Notice what the strong version does. It names the clinical gap, gives the size of the study, reports one concrete result with a number, and says plainly why it is new and usable. No adjectives like “groundbreaking” are needed. The result carries itself.
4. A cover letter you can adapt
Here is a complete template. Replace the bracketed parts, keep it to one page, and delete any line that does not apply to your paper.
Dear Dr. [Editor surname], (or “Dear Editors,” if the handling editor is not named)
We are pleased to submit our manuscript, “[Full title],” for consideration as [an Original Article] in [Journal name].
[The hook, in three sentences. The gap your field has. What you did, with the study size or design. Your single most important result, with a number. One sentence on why it is new.]
We believe this work is a good fit for [Journal name] because [one specific reason tied to the journal’s readers, or to recent work it has published].
This manuscript is original, has not been published elsewhere, and is not under consideration at any other journal. All authors have read and approved the submission. [The study was approved by the [name] ethics committee (approval number [X]) and conducted in accordance with the Declaration of Helsinki.] We declare [no competing interests / the competing interests stated in the manuscript]. [Data are available [where].]
[Optional, if the journal invites it: We suggest the following experts as potential reviewers: [names, with a one-line reason]. We respectfully ask that [name] not be invited to review, because [reason].]
Thank you for considering our work. We look forward to your decision.
Sincerely, [Corresponding author name and degrees], [Affiliation], [Email], [Phone].
5. Mistakes that get a paper desk-rejected
- The wrong journal name in the letter. Nothing says “we have already sent this to three other journals” like addressing your letter to the wrong one. Editors see it constantly, and it is an instant loss of credibility. Check the journal name last, every single time.
- Re-pasting the abstract. The editor will read your abstract next. The letter should sell the finding in different, plainer words, not repeat it line for line.
- Overclaiming. “Groundbreaking,” “paradigm-shifting,” “the first ever.” Big adjectives invite the kind of scrutiny you do not want before review has even started. Let the result speak.
- Ignoring scope. If your paper sits at the edge of the journal’s remit, say in one sentence why it still belongs there. Do not hope the editor will fail to notice.
- Going over one page. Past a single page, the editor skims. Everything that matters fits on one page.

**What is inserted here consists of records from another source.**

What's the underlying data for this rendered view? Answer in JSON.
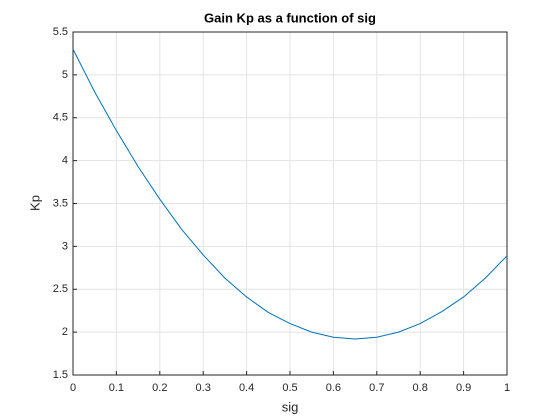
{
  "chart_data": {
    "type": "line",
    "title": "Gain Kp as a function of sig",
    "x_label": "sig",
    "y_label": "Kp",
    "x": [
      0,
      0.05,
      0.1,
      0.15,
      0.2,
      0.25,
      0.3,
      0.35,
      0.4,
      0.45,
      0.5,
      0.55,
      0.6,
      0.65,
      0.7,
      0.75,
      0.8,
      0.85,
      0.9,
      0.95,
      1
    ],
    "series": [
      {
        "name": "Kp",
        "color": "#0072bd",
        "values": [
          5.3,
          4.8,
          4.35,
          3.93,
          3.55,
          3.2,
          2.9,
          2.63,
          2.41,
          2.23,
          2.1,
          2.0,
          1.94,
          1.92,
          1.94,
          2.0,
          2.1,
          2.24,
          2.41,
          2.63,
          2.89
        ]
      }
    ],
    "xlim": [
      0,
      1
    ],
    "xticks": [
      0,
      0.1,
      0.2,
      0.3,
      0.4,
      0.5,
      0.6,
      0.7,
      0.8,
      0.9,
      1
    ],
    "ylim": [
      1.5,
      5.5
    ],
    "yticks": [
      1.5,
      2,
      2.5,
      3,
      3.5,
      4,
      4.5,
      5,
      5.5
    ],
    "grid": true
  }
}
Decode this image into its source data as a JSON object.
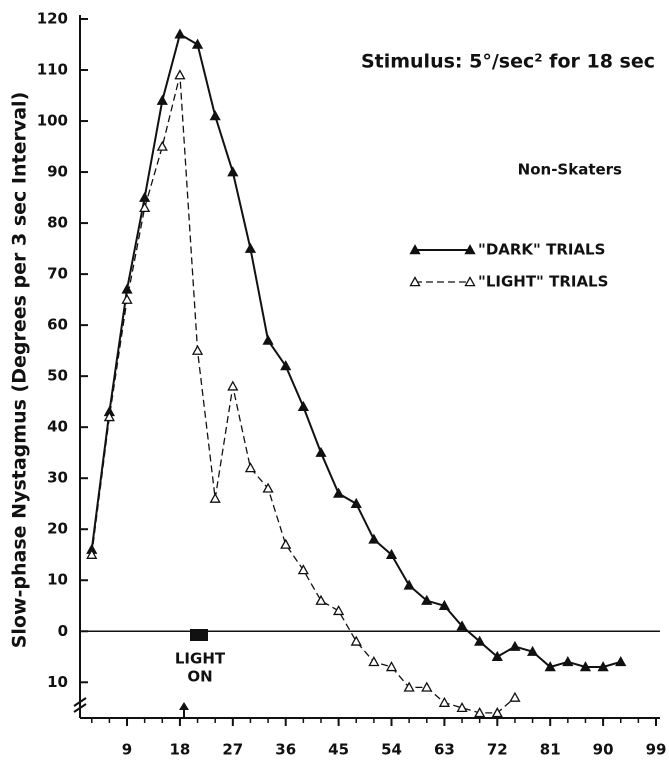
{
  "chart_data": {
    "type": "line",
    "title": "Stimulus:  5°/sec² for 18 sec",
    "subtitle": "Non-Skaters",
    "y_label": "Slow-phase Nystagmus (Degrees per 3 sec Interval)",
    "annotation": [
      "LIGHT",
      "ON"
    ],
    "x": [
      3,
      6,
      9,
      12,
      15,
      18,
      21,
      24,
      27,
      30,
      33,
      36,
      39,
      42,
      45,
      48,
      51,
      54,
      57,
      60,
      63,
      66,
      69,
      72,
      75,
      78,
      81,
      84,
      87,
      90,
      93
    ],
    "series": [
      {
        "name": "\"DARK\" TRIALS",
        "color": "#111111",
        "marker": "filled",
        "dash": false,
        "values": [
          16,
          43,
          67,
          85,
          104,
          117,
          115,
          101,
          90,
          75,
          57,
          52,
          44,
          35,
          27,
          25,
          18,
          15,
          9,
          6,
          5,
          1,
          -2,
          -5,
          -3,
          -4,
          -7,
          -6,
          -7,
          -7,
          -6
        ]
      },
      {
        "name": "\"LIGHT\" TRIALS",
        "color": "#111111",
        "marker": "open",
        "dash": true,
        "values": [
          15,
          42,
          65,
          83,
          95,
          109,
          55,
          26,
          48,
          32,
          28,
          17,
          12,
          6,
          4,
          -2,
          -6,
          -7,
          -11,
          -11,
          -14,
          -15,
          -16,
          -16,
          -13,
          null,
          null,
          null,
          null,
          null,
          null
        ]
      }
    ],
    "xlim": [
      1,
      99
    ],
    "xticks": [
      9,
      18,
      27,
      36,
      45,
      54,
      63,
      72,
      81,
      90,
      99
    ],
    "ylim": [
      -17,
      120
    ],
    "yticks": [
      {
        "value": -10,
        "label": "10"
      },
      0,
      10,
      20,
      30,
      40,
      50,
      60,
      70,
      80,
      90,
      100,
      110,
      120
    ]
  }
}
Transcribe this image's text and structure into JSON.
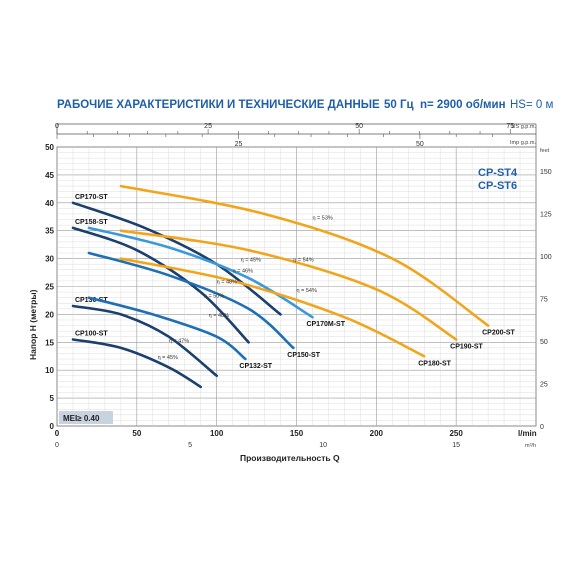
{
  "header": {
    "title": "РАБОЧИЕ ХАРАКТЕРИСТИКИ И ТЕХНИЧЕСКИЕ ДАННЫЕ",
    "freq": "50 Гц",
    "speed": "n= 2900 об/мин",
    "hs": "HS= 0 м"
  },
  "model_labels": [
    "CP-ST4",
    "CP-ST6"
  ],
  "mei_label": "MEI≥ 0.40",
  "colors": {
    "dark": "#1b3f6e",
    "mid": "#1f6fb5",
    "light": "#3a9ad9",
    "orange": "#f2a51a",
    "title": "#1f5fa8"
  },
  "chart_data": {
    "type": "line",
    "xlabel": "Производительность Q",
    "ylabel": "Напор H (метры)",
    "xlim": [
      0,
      300
    ],
    "ylim": [
      0,
      50
    ],
    "x_unit": "l/min",
    "x_ticks": [
      "0",
      "50",
      "100",
      "150",
      "200",
      "250"
    ],
    "y_ticks": [
      "0",
      "5",
      "10",
      "15",
      "20",
      "25",
      "30",
      "35",
      "40",
      "45",
      "50"
    ],
    "grid": true,
    "axes": {
      "top_us": {
        "unit": "US g.p.m.",
        "ticks": [
          "0",
          "25",
          "50",
          "75"
        ]
      },
      "top_imp": {
        "unit": "Imp g.p.m.",
        "ticks": [
          "25",
          "50"
        ]
      },
      "right_feet": {
        "unit": "feet",
        "ticks": [
          "0",
          "25",
          "50",
          "75",
          "100",
          "125",
          "150"
        ]
      },
      "bottom_m3h": {
        "unit": "m³/h",
        "ticks": [
          "0",
          "5",
          "10",
          "15"
        ]
      }
    },
    "series": [
      {
        "name": "CP100-ST",
        "color": "dark",
        "x": [
          10,
          40,
          70,
          90
        ],
        "y": [
          15.5,
          14,
          10.5,
          7
        ]
      },
      {
        "name": "CP130-ST",
        "color": "dark",
        "x": [
          10,
          40,
          70,
          100
        ],
        "y": [
          21.5,
          20,
          16,
          9
        ]
      },
      {
        "name": "CP158-ST",
        "color": "dark",
        "x": [
          10,
          50,
          90,
          120
        ],
        "y": [
          35.5,
          31.5,
          24,
          15
        ]
      },
      {
        "name": "CP170-ST",
        "color": "dark",
        "x": [
          10,
          55,
          100,
          140
        ],
        "y": [
          40,
          35.5,
          29,
          20
        ]
      },
      {
        "name": "CP132-ST",
        "color": "mid",
        "x": [
          20,
          60,
          100,
          118
        ],
        "y": [
          23,
          20,
          16,
          12
        ]
      },
      {
        "name": "CP150-ST",
        "color": "mid",
        "x": [
          20,
          70,
          120,
          148
        ],
        "y": [
          31,
          27,
          21,
          14
        ]
      },
      {
        "name": "CP170M-ST",
        "color": "light",
        "x": [
          20,
          70,
          120,
          160
        ],
        "y": [
          35.5,
          32,
          26.5,
          19.5
        ]
      },
      {
        "name": "CP180-ST",
        "color": "orange",
        "x": [
          40,
          110,
          180,
          230
        ],
        "y": [
          30,
          26,
          19.5,
          12.5
        ]
      },
      {
        "name": "CP190-ST",
        "color": "orange",
        "x": [
          40,
          120,
          200,
          250
        ],
        "y": [
          35,
          31.5,
          24.5,
          15.5
        ]
      },
      {
        "name": "CP200-ST",
        "color": "orange",
        "x": [
          40,
          130,
          210,
          270
        ],
        "y": [
          43,
          38,
          30,
          18
        ]
      }
    ],
    "efficiency_labels": [
      {
        "text": "η = 45%",
        "x": 63,
        "y": 12
      },
      {
        "text": "η = 47%",
        "x": 70,
        "y": 15
      },
      {
        "text": "η = 48%",
        "x": 95,
        "y": 19.5
      },
      {
        "text": "η = 50%",
        "x": 92,
        "y": 23
      },
      {
        "text": "η = 48%",
        "x": 100,
        "y": 25.5
      },
      {
        "text": "η = 46%",
        "x": 110,
        "y": 27.5
      },
      {
        "text": "η = 45%",
        "x": 115,
        "y": 29.5
      },
      {
        "text": "η = 54%",
        "x": 150,
        "y": 24
      },
      {
        "text": "η = 54%",
        "x": 148,
        "y": 29.5
      },
      {
        "text": "η = 53%",
        "x": 160,
        "y": 37
      }
    ]
  }
}
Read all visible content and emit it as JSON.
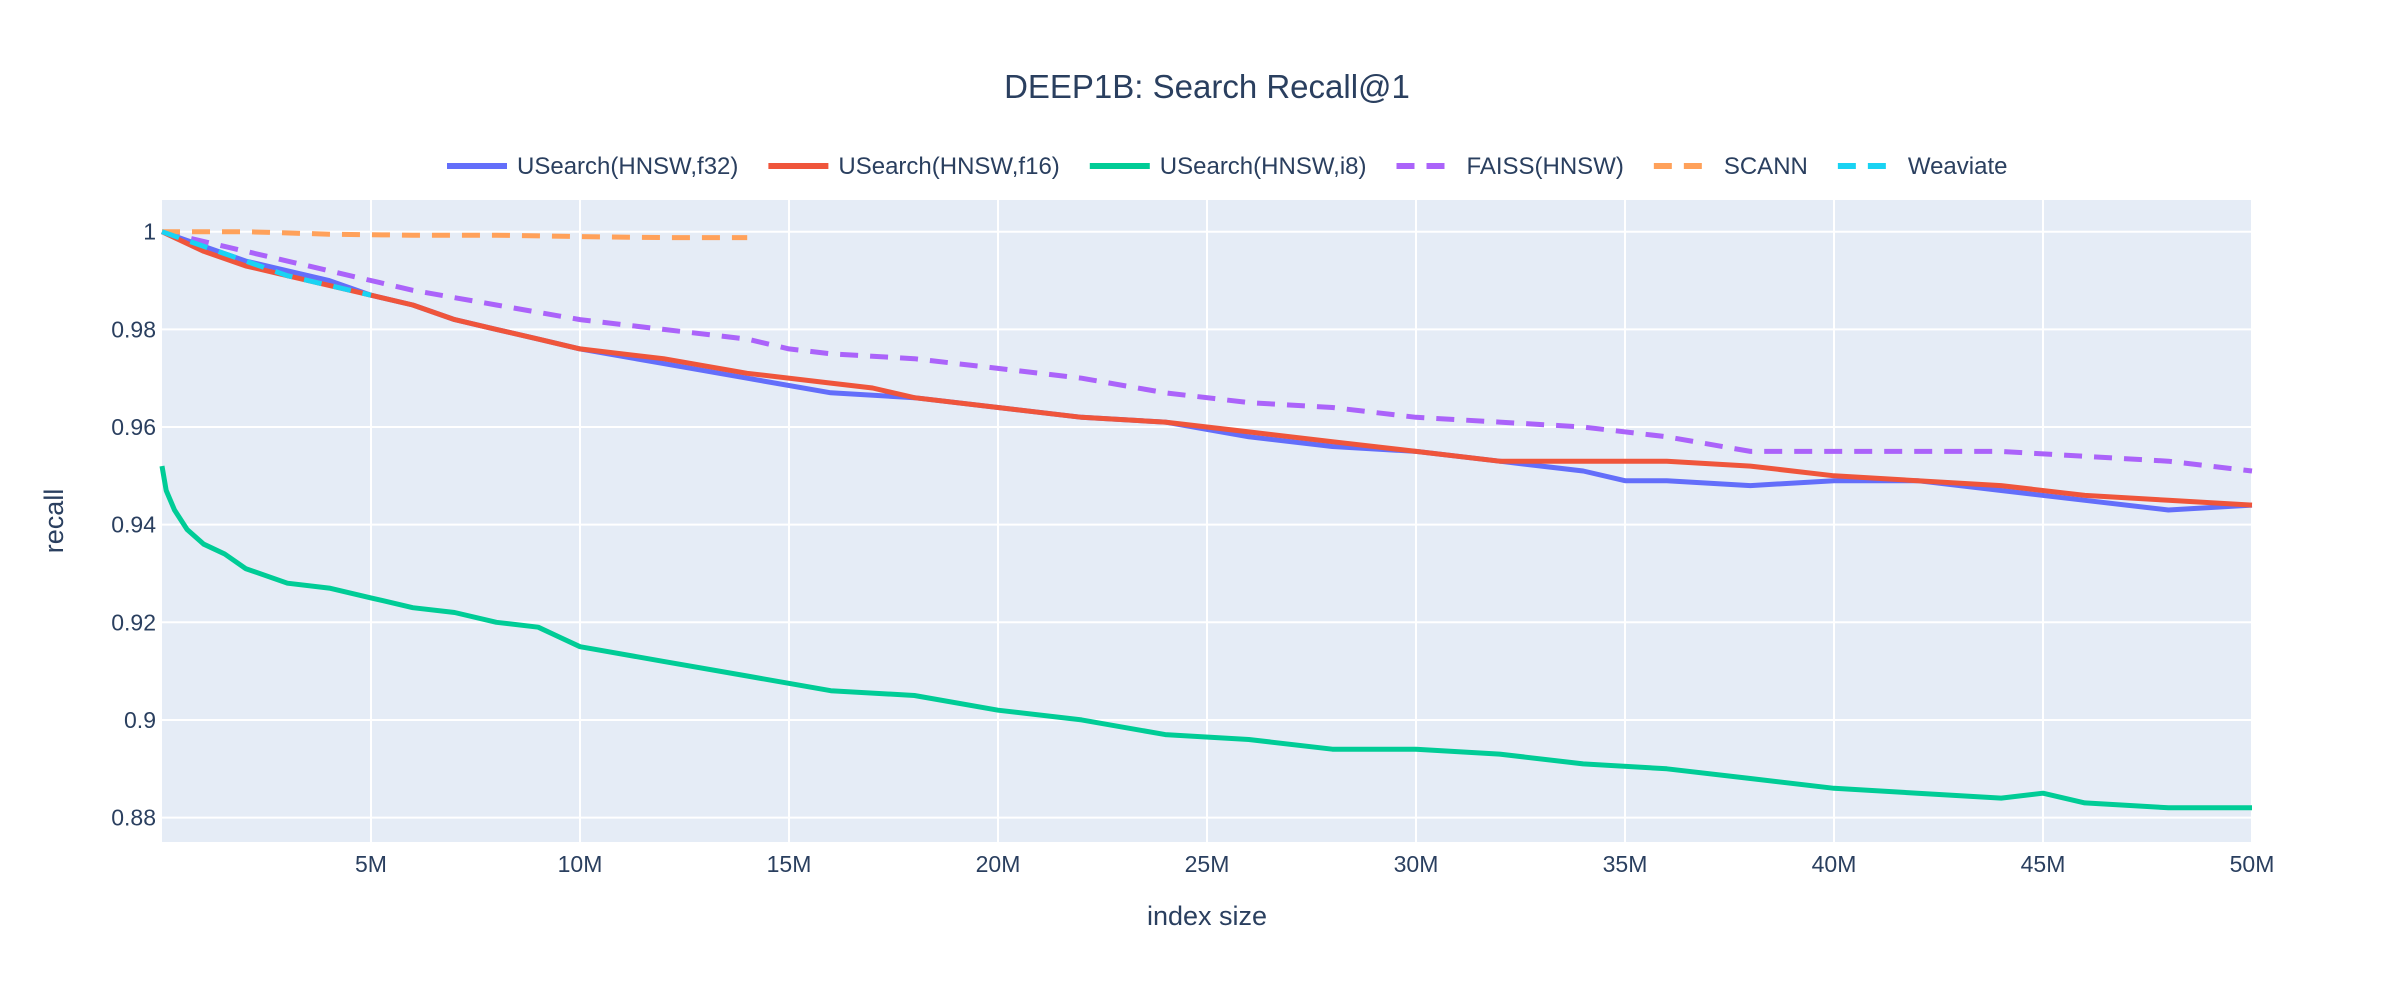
{
  "chart_data": {
    "type": "line",
    "title": "DEEP1B: Search Recall@1",
    "xlabel": "index size",
    "ylabel": "recall",
    "xlim": [
      0,
      50000000
    ],
    "ylim": [
      0.875,
      1.0065
    ],
    "x_ticks": [
      {
        "value": 5000000,
        "label": "5M"
      },
      {
        "value": 10000000,
        "label": "10M"
      },
      {
        "value": 15000000,
        "label": "15M"
      },
      {
        "value": 20000000,
        "label": "20M"
      },
      {
        "value": 25000000,
        "label": "25M"
      },
      {
        "value": 30000000,
        "label": "30M"
      },
      {
        "value": 35000000,
        "label": "35M"
      },
      {
        "value": 40000000,
        "label": "40M"
      },
      {
        "value": 45000000,
        "label": "45M"
      },
      {
        "value": 50000000,
        "label": "50M"
      }
    ],
    "y_ticks": [
      {
        "value": 0.88,
        "label": "0.88"
      },
      {
        "value": 0.9,
        "label": "0.9"
      },
      {
        "value": 0.92,
        "label": "0.92"
      },
      {
        "value": 0.94,
        "label": "0.94"
      },
      {
        "value": 0.96,
        "label": "0.96"
      },
      {
        "value": 0.98,
        "label": "0.98"
      },
      {
        "value": 1.0,
        "label": "1"
      }
    ],
    "grid": true,
    "legend_position": "top-center-horizontal",
    "colors": {
      "plot_bg": "#e5ecf6",
      "grid": "#ffffff",
      "text": "#2a3f5f"
    },
    "series": [
      {
        "name": "USearch(HNSW,f32)",
        "color": "#636efa",
        "dash": "solid",
        "x": [
          0,
          1000000,
          2000000,
          3000000,
          4000000,
          5000000,
          6000000,
          7000000,
          8000000,
          9000000,
          10000000,
          12000000,
          14000000,
          16000000,
          18000000,
          20000000,
          22000000,
          24000000,
          26000000,
          28000000,
          30000000,
          32000000,
          34000000,
          35000000,
          36000000,
          38000000,
          40000000,
          42000000,
          44000000,
          46000000,
          48000000,
          50000000
        ],
        "y": [
          1.0,
          0.997,
          0.994,
          0.992,
          0.99,
          0.987,
          0.985,
          0.982,
          0.98,
          0.978,
          0.976,
          0.973,
          0.97,
          0.967,
          0.966,
          0.964,
          0.962,
          0.961,
          0.958,
          0.956,
          0.955,
          0.953,
          0.951,
          0.949,
          0.949,
          0.948,
          0.949,
          0.949,
          0.947,
          0.945,
          0.943,
          0.944
        ]
      },
      {
        "name": "USearch(HNSW,f16)",
        "color": "#ef553b",
        "dash": "solid",
        "x": [
          0,
          1000000,
          2000000,
          3000000,
          4000000,
          5000000,
          6000000,
          7000000,
          8000000,
          9000000,
          10000000,
          12000000,
          14000000,
          16000000,
          17000000,
          18000000,
          20000000,
          22000000,
          24000000,
          26000000,
          28000000,
          30000000,
          32000000,
          34000000,
          36000000,
          38000000,
          40000000,
          42000000,
          44000000,
          46000000,
          48000000,
          50000000
        ],
        "y": [
          1.0,
          0.996,
          0.993,
          0.991,
          0.989,
          0.987,
          0.985,
          0.982,
          0.98,
          0.978,
          0.976,
          0.974,
          0.971,
          0.969,
          0.968,
          0.966,
          0.964,
          0.962,
          0.961,
          0.959,
          0.957,
          0.955,
          0.953,
          0.953,
          0.953,
          0.952,
          0.95,
          0.949,
          0.948,
          0.946,
          0.945,
          0.944
        ]
      },
      {
        "name": "USearch(HNSW,i8)",
        "color": "#00cc96",
        "dash": "solid",
        "x": [
          0,
          100000,
          300000,
          600000,
          1000000,
          1500000,
          2000000,
          3000000,
          4000000,
          5000000,
          6000000,
          7000000,
          8000000,
          9000000,
          10000000,
          12000000,
          14000000,
          16000000,
          18000000,
          20000000,
          22000000,
          24000000,
          26000000,
          28000000,
          30000000,
          32000000,
          34000000,
          36000000,
          38000000,
          40000000,
          42000000,
          44000000,
          45000000,
          46000000,
          48000000,
          50000000
        ],
        "y": [
          0.952,
          0.947,
          0.943,
          0.939,
          0.936,
          0.934,
          0.931,
          0.928,
          0.927,
          0.925,
          0.923,
          0.922,
          0.92,
          0.919,
          0.915,
          0.912,
          0.909,
          0.906,
          0.905,
          0.902,
          0.9,
          0.897,
          0.896,
          0.894,
          0.894,
          0.893,
          0.891,
          0.89,
          0.888,
          0.886,
          0.885,
          0.884,
          0.885,
          0.883,
          0.882,
          0.882
        ]
      },
      {
        "name": "FAISS(HNSW)",
        "color": "#ab63fa",
        "dash": "dash",
        "x": [
          0,
          2000000,
          4000000,
          6000000,
          8000000,
          10000000,
          12000000,
          14000000,
          15000000,
          16000000,
          18000000,
          20000000,
          22000000,
          24000000,
          26000000,
          28000000,
          30000000,
          32000000,
          34000000,
          36000000,
          38000000,
          40000000,
          42000000,
          44000000,
          46000000,
          48000000,
          49000000,
          50000000
        ],
        "y": [
          1.0,
          0.996,
          0.992,
          0.988,
          0.985,
          0.982,
          0.98,
          0.978,
          0.976,
          0.975,
          0.974,
          0.972,
          0.97,
          0.967,
          0.965,
          0.964,
          0.962,
          0.961,
          0.96,
          0.958,
          0.955,
          0.955,
          0.955,
          0.955,
          0.954,
          0.953,
          0.952,
          0.951
        ]
      },
      {
        "name": "SCANN",
        "color": "#ffa15a",
        "dash": "dash",
        "x": [
          0,
          2000000,
          4000000,
          6000000,
          8000000,
          10000000,
          12000000,
          14000000
        ],
        "y": [
          1.0,
          1.0,
          0.9995,
          0.9993,
          0.9993,
          0.999,
          0.9988,
          0.9988
        ]
      },
      {
        "name": "Weaviate",
        "color": "#19d3f3",
        "dash": "dash",
        "x": [
          0,
          1000000,
          2000000,
          3000000,
          4000000,
          5000000
        ],
        "y": [
          1.0,
          0.997,
          0.994,
          0.991,
          0.989,
          0.987
        ]
      }
    ]
  }
}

- Leaving out the required statements. Many journals will not begin review until the originality, ethics, and authorship statements are present. Omitting them simply adds a round of delay before anyone reads your science.
6. Tone and length
One page. Confident, not boastful. Respectful of a busy person’s time. The editor should finish your letter knowing exactly what you found, why it belongs in their journal, and that you are a careful author who will be straightforward to work with. That impression, formed in about thirty seconds, colours everything they read next.
A cover letter cannot rescue weak science. But a weak cover letter can sink strong science before anyone reads it. It is worth the extra hour.